Die Notenbank wird aller Voraussicht nach keine Anleihen aktiv verkaufen. Sie wird fällig werdende Anleihen einfach auslaufen lassen und das frei werdende Geld nicht reinvestieren. Bisher wurden die Gelder im Markt reinvestiert. Damit kann 2017 Schluss sein. Fällt der Beschluss dazu, wird sich die Bilanzsumme vor allem bis 2023 stark reduzieren.

Die Grafik zeigt, was passiert, wenn die Notenbank fällig werdende Anleihen nicht erneuert, sondern auslaufen lässt.
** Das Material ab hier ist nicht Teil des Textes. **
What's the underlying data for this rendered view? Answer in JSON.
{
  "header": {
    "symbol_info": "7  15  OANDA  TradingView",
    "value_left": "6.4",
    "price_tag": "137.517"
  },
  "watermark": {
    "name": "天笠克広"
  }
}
Die Bilanzsumme wird dadurch in diesem Jahr um ca. 150 Mrd. sinken. 2018 läge die Reduktion bei mehr als 400 Mrd. Dollar. Bis 2023 käme es insgesamt zu einer Reduktion von 1,8 Billionen Dollar.

Nun muss man die nächsten Sitzungen abwarten, um beurteilen zu können, ob die Bilanznormalisierung bereits in diesem Jahr beginnt. Eine solche Normalisierung kommt einer zusätzlichen Straffung der Geldpolitik gleich, die in etwa zwei Zinsschritten pro Jahr entspricht. Es ist eine passive Straffung, doch am Markt wird sie wohl kaum spurlos vorbeigehen.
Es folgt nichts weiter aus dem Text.